Afin d'atteindre ses cibles de compressions salariales fixées par le gouvernement conservateur, l'Agence des services frontaliers a aboli des équipes de douaniers spécialisés qui rapportaient pourtant des millions chaque année en saisissant l'argent comptant qui transite illégalement dans les aéroports.

L'Agence a confirmé à La Presse qu'elle compte économiser 3,4 millions de dollars pour 2014-2015 grâce à l'abolition récente de ces équipes. «Les agents expressément affectés à cette initiative seront réaffectés à d'autres rôles», explique Luc Nadon, porte-parole de l'Agence.

Celui-ci précise qu'il fallait sabrer massivement les dépenses et que la direction a choisi «les secteurs où la nécessité diminue» afin de réaliser des économies. «Dans le cadre des efforts pangouvernementaux pour réduire le déficit, l'ASFC a examiné ses dépenses, plus principalement les frais d'exploitation, et doit réaliser des économies permanentes de 143,4 millions de dollars d'ici 2014-2015», dit-il.

Le syndicat des douaniers trouve absurde l'idée d'économiser en abolissant des équipes dont la tâche est justement de confisquer des millions aux gens soupçonnés d'être liés au terrorisme et au crime organisé.

Il craint que les compressions ne se traduisent par une diminution des lucratives saisies d'argent comptant dans les aéroports. Seulement à l'aéroport Trudeau, l'argent saisi en vertu de la Loi sur le recyclage des produits de la criminalité et le financement des activités terroristes totalisait 5,8 millions en 2009, 7 millions en 2010 et 4 millions en 2011.

À l'aéroport Pierre-Elliot-Trudeau, l'équipe était composée d'à peine cinq à six employés extrêmement efficaces et productifs, affirme Jean-Pierre Fortin, président du Syndicat des douanes et de l'immigration. «Leur travail était d'attraper l'argent avant qu'il sorte du pays, ils travaillaient avec le service du renseignement», explique-t-il.

Toute somme supérieure à 10 000$ doit être déclarée aux douanes par les voyageurs, sans quoi elle risque d'être saisie. Par exemple, en 2009, les agents avaient saisi près de 100 000$ d'un seul coup sur Patrizio D'Amico, membre d'un clan italo-québécois rival des Rizzuto qui s'apprêtait à prendre l'avion pour la République dominicaine.
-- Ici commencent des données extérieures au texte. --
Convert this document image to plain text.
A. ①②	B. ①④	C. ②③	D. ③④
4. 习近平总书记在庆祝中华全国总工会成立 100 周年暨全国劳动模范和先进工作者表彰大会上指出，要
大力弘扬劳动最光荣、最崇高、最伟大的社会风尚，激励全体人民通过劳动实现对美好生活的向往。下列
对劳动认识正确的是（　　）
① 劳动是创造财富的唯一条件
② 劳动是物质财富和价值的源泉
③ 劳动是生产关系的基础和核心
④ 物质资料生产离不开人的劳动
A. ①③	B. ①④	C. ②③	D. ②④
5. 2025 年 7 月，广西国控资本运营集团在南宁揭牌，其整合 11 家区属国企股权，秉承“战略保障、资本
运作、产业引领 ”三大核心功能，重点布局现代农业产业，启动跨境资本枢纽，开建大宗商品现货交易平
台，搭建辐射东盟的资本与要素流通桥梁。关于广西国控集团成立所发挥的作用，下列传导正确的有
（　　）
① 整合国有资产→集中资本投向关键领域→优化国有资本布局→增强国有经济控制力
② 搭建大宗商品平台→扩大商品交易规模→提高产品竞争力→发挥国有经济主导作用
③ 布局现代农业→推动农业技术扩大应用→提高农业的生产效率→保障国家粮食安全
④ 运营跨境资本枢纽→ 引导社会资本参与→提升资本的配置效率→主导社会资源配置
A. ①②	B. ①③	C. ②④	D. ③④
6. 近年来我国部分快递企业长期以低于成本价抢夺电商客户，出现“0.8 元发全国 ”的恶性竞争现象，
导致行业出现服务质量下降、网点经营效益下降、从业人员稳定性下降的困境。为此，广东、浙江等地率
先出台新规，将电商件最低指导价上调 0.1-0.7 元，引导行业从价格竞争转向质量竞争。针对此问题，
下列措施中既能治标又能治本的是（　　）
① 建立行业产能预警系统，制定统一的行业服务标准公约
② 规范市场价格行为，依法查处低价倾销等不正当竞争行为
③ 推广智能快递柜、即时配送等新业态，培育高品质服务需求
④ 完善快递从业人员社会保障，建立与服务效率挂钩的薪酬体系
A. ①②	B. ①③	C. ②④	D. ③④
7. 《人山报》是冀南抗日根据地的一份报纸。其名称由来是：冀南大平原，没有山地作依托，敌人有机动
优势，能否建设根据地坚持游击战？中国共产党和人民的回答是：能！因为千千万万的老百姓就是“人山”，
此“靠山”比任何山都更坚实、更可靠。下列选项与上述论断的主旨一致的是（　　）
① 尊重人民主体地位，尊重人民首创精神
«Montréal a toujours été connu comme une plaque tournante pour le crime organisé. Nous avons notamment des groupes qui sont établis en République dominicaine et qui veulent faire passer de l'argent», confirme M. Fortin.

Il craint que les saisies diminuent aussi en raison des compressions au sein des équipes de maîtres-chiens, elles aussi entraînées à détecter les liasses d'argent cachées dans les valises.

L'Agence des services frontaliers se fait rassurante. Elle assure qu'elle adoptera une approche «axée sur le risque» qui sera plus efficace et nécessitera moins d'agents pour saisir l'argent caché.

Le syndicat des douanes en doute. «On ne sait pas ce qu'ils veulent dire. Il faut être naïf pour affirmer qu'avec moins d'agents et moins de chiens, on va être plus efficace», dit M. Fortin.

Au total, le syndicat prévoit que les compressions se traduiront par une perte de plus de 1300 emplois d'un océan à l'autre au sein de l'Agence des services frontaliers. Les réductions d'effectifs se feront principalement par attrition et les services en première ligne aux voyageurs ne seront pas touchés, promet la direction.